上毛新聞に以前掲載された記事です。全7回ありますのでHP上でも閲覧できるようにしました。お時間あればご一読ください。
一旦壊れてしまった夫婦関係は例え修復できたとしても元の形には戻らない。その代わりそこには新たなバランスが構築される。これはある意味適応であり、ある意味変化である。思うに世のバランスはほとんどが「結果的な釣り合い」から成り立っているのではないだろうか。そして身体も例外ではない。今回はそんなバランスの話。
ジェンガに例えてみる。①ゲーム開始前は完璧にまっすぐ建っている、②ゲーム進行に従い徐々に歪んでくる、③ぐらつきが増してきしみだす、④アンバランスに耐え切れず崩れる、このゲームはゆがみを補正しないと建っていられないのが特徴だが、実はこれは様々な物に当てはまる。当然人間でも同じことがいえる。これを人に当てはめると①は健常、②は疲労、③は通院、④は入院、となる。そして現代人のほとんどが②であり、③には歯科医院や全身施術院が必要となる。このアンバランスさが引き起こした二つの症例を挙げる。
虫歯がしみて水が飲めないという70代男性。でも虫歯は見当たらない。その代わり歯がすり減っており頬と舌には噛み傷がある。しみる歯を人工物で覆ったり薬を塗ったりしても変化しないので、食いしばりの疑いがあると説明して首と肩を施術した。すると冷水痛が半減したので全身をみると、腰痛がひどかったので腰を施術した。その結果3回で冷水痛が完治した。歯や噛み合わせはそれだけデリケートなのである。

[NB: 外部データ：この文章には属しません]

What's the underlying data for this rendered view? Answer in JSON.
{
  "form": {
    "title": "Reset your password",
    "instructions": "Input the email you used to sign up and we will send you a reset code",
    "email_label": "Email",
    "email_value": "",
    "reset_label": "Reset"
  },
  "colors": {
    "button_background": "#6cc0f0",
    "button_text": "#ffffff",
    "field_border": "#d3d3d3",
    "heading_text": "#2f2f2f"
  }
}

下痢や腹痛を伴って食が細くなり全身倦怠感を訴えた40代女性。内科受診では疲労ではないかとのことで投薬を受けたが改善しなかった。施術時に強い口臭を感じたので、口をみてみたら重度の歯周病だった。聞くと数年前に歯科医院で歯周病治療を勧められたのだが、どうしても踏み切れないまま今日に至ったそうだ。よく説明をして食べられるように治療したところ、食欲が回復し見違えるように体調が改善した。口は食物の入り口なのでそこでかみ砕けなければ自ずと体調も悪くなるのである。
この二症例で考えるべきポイントは、歯と身体は良くも悪くも互いに影響し合う関係なのだということだ。つまりどちらか一方が破綻するともう一方も関連して悪くなることがあるのだ。まさにバランスなのである。このバランスが崩れる前には、腰痛にしろ歯周病にしろなんらかのサインがある事が多い。そのサインを見落とさずに気を付ける事が大切である。
夫婦間でも同じことがいえる。影響し合う間柄だからこそお互いをいたわる気持ちが重要なのである。それは自分の心のバランスが崩れると相手の心のバランスも崩れてしまうからではないだろうか。相手の小さなサインを見逃さないようにしたいものだ。身体も伴侶もいたわりが必要なのである。